Do not be concerned if you think that you do not know how to meditate or use creative visualization techniques. There is really no right or wrong way to meditate. It is more important for you to develop a reflective style that feels natural to you and to make sure you meditate on a daily basis than it is to follow a particular ritual. Most of us practice some form of meditation and creative visualization when we daydream. You probably already do know how to use these techniques, but are not consciously aware of the exact steps you use in the process. Use meditation and visualization techniques to begin to create a vision of your future by following the steps outlined below. Then you can modify them to suit yourself. You will learn to become proficient in using these techniques as you practice them.
• To begin creating a vision of your future life, get into a relaxed, meditative state. You can either lie down or sit in a comfortable position with your back straight and your feet touching the floor.
• Starting with your feet and moving upward, tense and relax every part of your body, in turn, while breathing deeply. Quiet your mind to achieve a mental state in which you can think clearly about your future life vision. Many people find that the easiest way to quiet their mind is to focus on their breathing. As stray thoughts enter your mind during meditation sessions, gently release them (by mentally putting them in an imaginary bubble and letting them float away with your breath as you exhale, for example) and return your attention to your breathing. If you recall hurtful things that happened in your past, say a short prayer or affirmation (positive self-talk) indicating that you now release the person who has hurt you from punishment by you without condoning their behavior. Refocus your attention on your future life.
• Next, imagine yourself living the part of your future life upon which you are currently focusing your attention. You may find it helpful to pretend that you are watching a movie of yourself, the star of your life, enacting your future life movie script when using creative visualization (Zahm, 2010). You can visualize yourself achieving one of your important life goals or enacting a particular role in your future life script and reflect on the result of achieving it.
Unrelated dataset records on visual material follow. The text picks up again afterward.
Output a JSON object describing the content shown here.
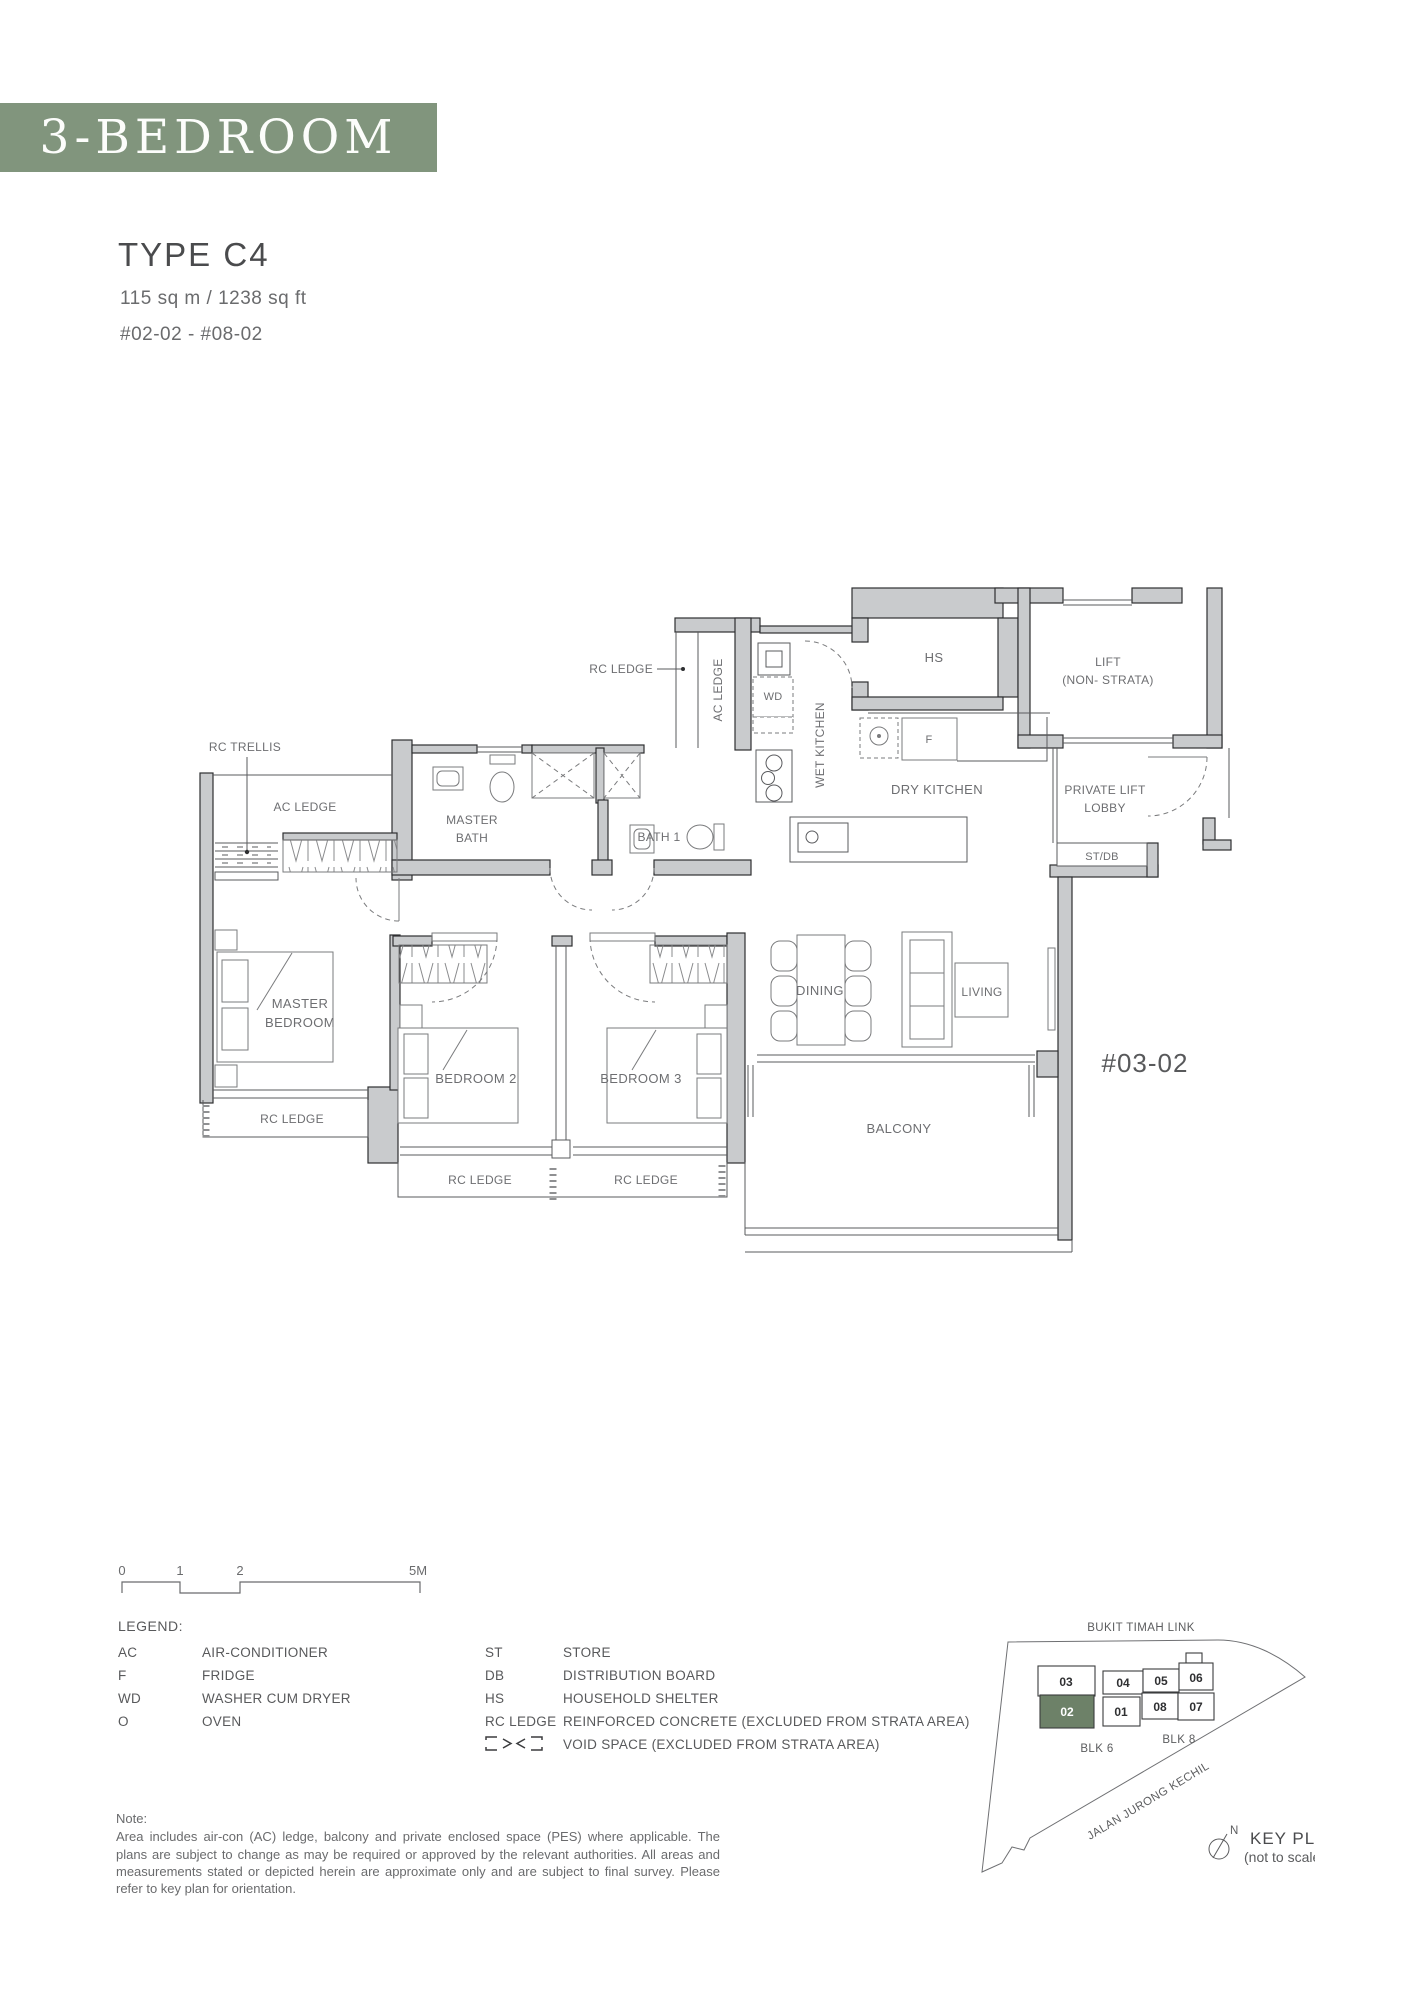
{
  "header": {
    "banner": "3-BEDROOM",
    "type": "TYPE C4",
    "area": "115 sq m / 1238 sq ft",
    "unit_range": "#02-02 - #08-02",
    "banner_color": "#81957d"
  },
  "floorplan": {
    "labels": {
      "rc_ledge_top": "RC LEDGE",
      "ac_ledge_kitchen": "AC LEDGE",
      "wd": "WD",
      "wet_kitchen": "WET KITCHEN",
      "hs": "HS",
      "lift_line1": "LIFT",
      "lift_line2": "(NON- STRATA)",
      "dry_kitchen": "DRY KITCHEN",
      "fridge": "F",
      "private_lift_lobby_line1": "PRIVATE LIFT",
      "private_lift_lobby_line2": "LOBBY",
      "st_db": "ST/DB",
      "rc_trellis": "RC TRELLIS",
      "ac_ledge_master": "AC LEDGE",
      "master_bath_line1": "MASTER",
      "master_bath_line2": "BATH",
      "bath1": "BATH 1",
      "master_bedroom_line1": "MASTER",
      "master_bedroom_line2": "BEDROOM",
      "bedroom2": "BEDROOM 2",
      "bedroom3": "BEDROOM 3",
      "dining": "DINING",
      "living": "LIVING",
      "balcony": "BALCONY",
      "rc_ledge_master": "RC LEDGE",
      "rc_ledge_bedroom2": "RC LEDGE",
      "rc_ledge_bedroom3": "RC LEDGE",
      "stack_unit": "#03-02"
    }
  },
  "scale_bar": {
    "ticks": [
      "0",
      "1",
      "2",
      "5M"
    ]
  },
  "legend": {
    "title": "LEGEND:",
    "col1": [
      {
        "abbr": "AC",
        "desc": "AIR-CONDITIONER"
      },
      {
        "abbr": "F",
        "desc": "FRIDGE"
      },
      {
        "abbr": "WD",
        "desc": "WASHER CUM DRYER"
      },
      {
        "abbr": "O",
        "desc": "OVEN"
      }
    ],
    "col2": [
      {
        "abbr": "ST",
        "desc": "STORE"
      },
      {
        "abbr": "DB",
        "desc": "DISTRIBUTION BOARD"
      },
      {
        "abbr": "HS",
        "desc": "HOUSEHOLD SHELTER"
      },
      {
        "abbr": "RC LEDGE",
        "desc": "REINFORCED CONCRETE (EXCLUDED FROM STRATA AREA)"
      },
      {
        "abbr": "",
        "desc": "VOID SPACE (EXCLUDED FROM STRATA AREA)"
      }
    ]
  },
  "note": {
    "title": "Note:",
    "body": "Area includes air-con (AC) ledge, balcony and private enclosed space (PES) where applicable. The plans are subject to change as may be required or approved by the relevant authorities. All areas and measurements stated or depicted herein are approximate only and are subject to final survey. Please refer to key plan for orientation."
  },
  "key_plan": {
    "title": "KEY PLAN",
    "subtitle": "(not to scale)",
    "north": "N",
    "road_top": "BUKIT TIMAH LINK",
    "road_side": "JALAN JURONG KECHIL",
    "blk6": "BLK 6",
    "blk8": "BLK 8",
    "highlight_color": "#6d8168",
    "units": [
      {
        "no": "03"
      },
      {
        "no": "04"
      },
      {
        "no": "05"
      },
      {
        "no": "06"
      },
      {
        "no": "02",
        "highlighted": true
      },
      {
        "no": "01"
      },
      {
        "no": "08"
      },
      {
        "no": "07"
      }
    ]
  }
}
Doing so will help you verify that achieving your goal will really enable you to live the future life you desire.
• As you identify areas in the imaginary preview footage that do not seem to suit you, mentally stop the movie and edit the film until the scene truly captures the essence of your future life dreams. Continue to preview and edit the important scenes in your future life movie again and again until they seem perfectly comfortable and very real to you.
• During subsequent meditation and creative visualization sessions, mentally picture and evaluate each essential area of your future life movie, in turn, in order to create a clear, coherent, and self-affirming future life vision. Try to make the vision as vivid as possible by using as many senses as you can. If you are imagining that you are walking at the beach, for example, hear the ocean waves and the seagulls, feel the damp sand under your feet, and smell the salt air.
• You can also use visualization and reflection to privately rehearse and fine tune new behaviors mentally—including interactions with members of your family, a professor, or a boss—before performing them in real life situations.